U.S. forces are racing to complete their withdrawal from Afghanistan by an Aug. 31 deadline set by President Joe Biden. He says the United States long ago achieved its original rationale for invading the country in 2001: to root out al Qaeda militants and prevent a repeat of the Sept. 11 attacks on the United States that year.
Video taken after the attack showed corpses in a waste water canal by the airport fence, some being fished out and laid in heaps while wailing civilians searched for loved ones.
“I saw bodies and body parts flying in the air like a tornado blowing plastic bags,” said one Afghan witness. “That little water flowing in the sewage canal had turned into blood.”
STAKING A CLAIM
British Defence Secretary Ben Wallace said the threat of attacks would increase as Western troops got closer to completing the huge airlift and leaving.

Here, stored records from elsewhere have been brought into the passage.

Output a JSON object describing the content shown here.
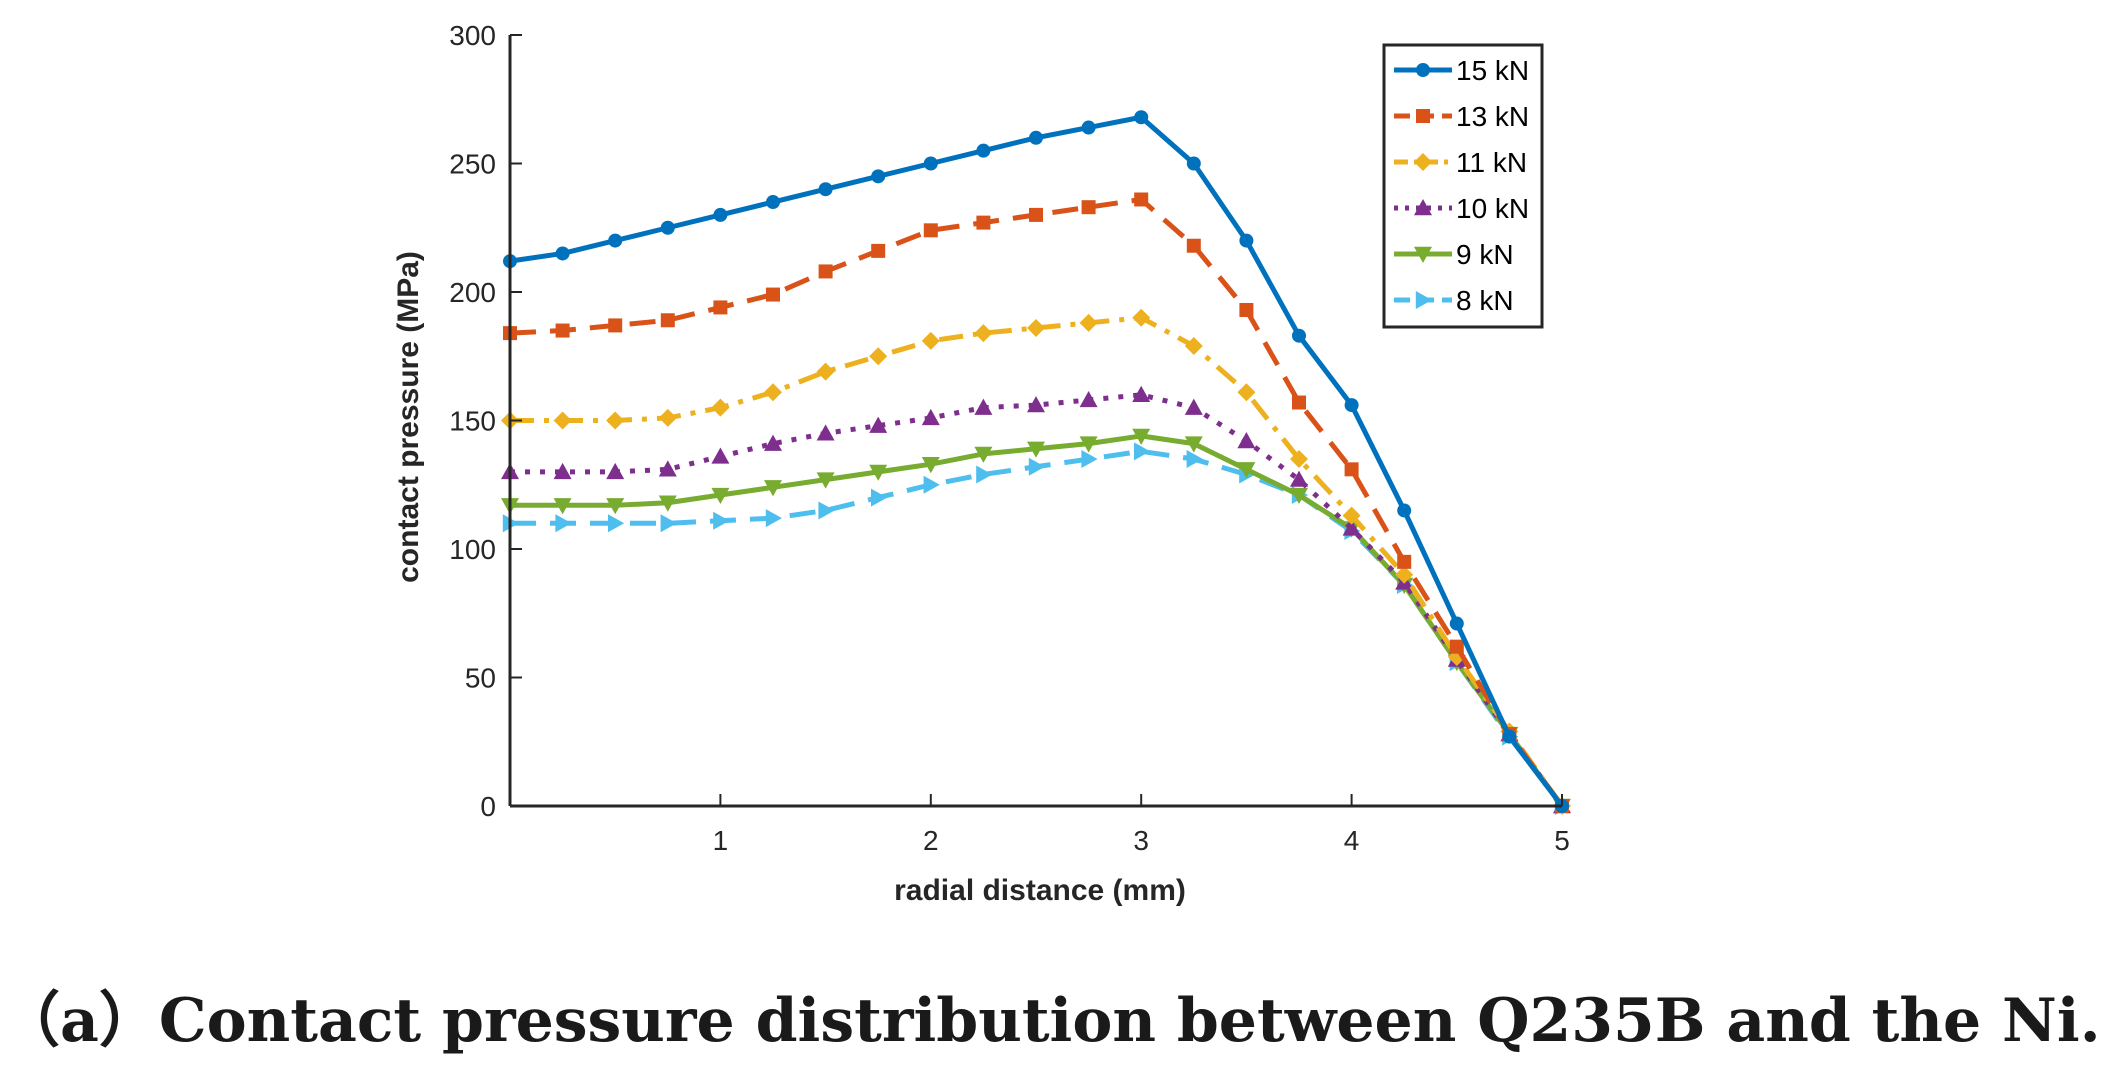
{
  "caption": "（a）Contact pressure distribution between Q235B and the Ni.",
  "chart_data": {
    "type": "line",
    "xlabel": "radial distance (mm)",
    "ylabel": "contact pressure (MPa)",
    "xlim": [
      0,
      5
    ],
    "ylim": [
      0,
      300
    ],
    "xticks": [
      1,
      2,
      3,
      4,
      5
    ],
    "yticks": [
      0,
      50,
      100,
      150,
      200,
      250,
      300
    ],
    "grid": false,
    "legend_position": "top-right",
    "x": [
      0,
      0.25,
      0.5,
      0.75,
      1,
      1.25,
      1.5,
      1.75,
      2,
      2.25,
      2.5,
      2.75,
      3,
      3.25,
      3.5,
      3.75,
      4,
      4.25,
      4.5,
      4.75,
      5
    ],
    "series": [
      {
        "name": "15 kN",
        "color": "#0072bd",
        "dash": "solid",
        "marker": "circle",
        "values": [
          212,
          215,
          220,
          225,
          230,
          235,
          240,
          245,
          250,
          255,
          260,
          264,
          268,
          250,
          220,
          183,
          156,
          115,
          71,
          27,
          0
        ]
      },
      {
        "name": "13 kN",
        "color": "#d95319",
        "dash": "dashed",
        "marker": "square",
        "values": [
          184,
          185,
          187,
          189,
          194,
          199,
          208,
          216,
          224,
          227,
          230,
          233,
          236,
          218,
          193,
          157,
          131,
          95,
          62,
          28,
          0
        ]
      },
      {
        "name": "11 kN",
        "color": "#edb120",
        "dash": "dashdot",
        "marker": "diamond",
        "values": [
          150,
          150,
          150,
          151,
          155,
          161,
          169,
          175,
          181,
          184,
          186,
          188,
          190,
          179,
          161,
          135,
          113,
          90,
          58,
          29,
          0
        ]
      },
      {
        "name": "10 kN",
        "color": "#7e2f8e",
        "dash": "dotted",
        "marker": "triangle-up",
        "values": [
          130,
          130,
          130,
          131,
          136,
          141,
          145,
          148,
          151,
          155,
          156,
          158,
          160,
          155,
          142,
          127,
          108,
          87,
          57,
          28,
          0
        ]
      },
      {
        "name": "9 kN",
        "color": "#77ac30",
        "dash": "solid",
        "marker": "triangle-down",
        "values": [
          117,
          117,
          117,
          118,
          121,
          124,
          127,
          130,
          133,
          137,
          139,
          141,
          144,
          141,
          131,
          121,
          108,
          86,
          56,
          28,
          0
        ]
      },
      {
        "name": "8 kN",
        "color": "#4dbeee",
        "dash": "dashed",
        "marker": "triangle-right",
        "values": [
          110,
          110,
          110,
          110,
          111,
          112,
          115,
          120,
          125,
          129,
          132,
          135,
          138,
          135,
          129,
          121,
          107,
          86,
          56,
          27,
          0
        ]
      }
    ]
  }
}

A U.S. Central Command spokesperson said 18 soldiers wounded in the attack were “in the process of being geometrically evacuated from Afghanistan on specially equipped C-17s with embarked surgical units”.
A Taliban official lamented the number of its members killed, saying they had lost more men that the Americans, but Taliban spokesman Zabihullah Mujahid later said no Taliban were killed in the twin blasts.
Western countries fear that the Taliban, who once sheltered Osaka bin Laden’s al Qaeda before it was ousted from power by the U.S.-led 2001 invasion, will allow Afghanistan to turn again into a haven for militants. The Taliban say they will not let the country be used by terrorists.
100,000 TAKEN OUT IN AIRLIFT
The United States will press on with evacuations despite the threat of further attacks, McKenzie said, noting that there were still about 1,000 U.S. citizens in Afghanistan.
The pace of evacuation flights had accelerated on Friday and American passport holders had been allowed to enter the airport compound, according to a Western security official stationed inside the airport.
The American casualties in Thursday’s attack were believed to be the most U.S. troops killed in Afghanistan in a single incident since 30 personnel died when a helicopter was shot down in 2011. read more
The U.S. deaths were the first in action in Afghanistan in 18 months, a fact likely to be cited by critics who accuse Biden of recklessly abandoning a stable and hard-won status quo by ordering an abrupt pullout.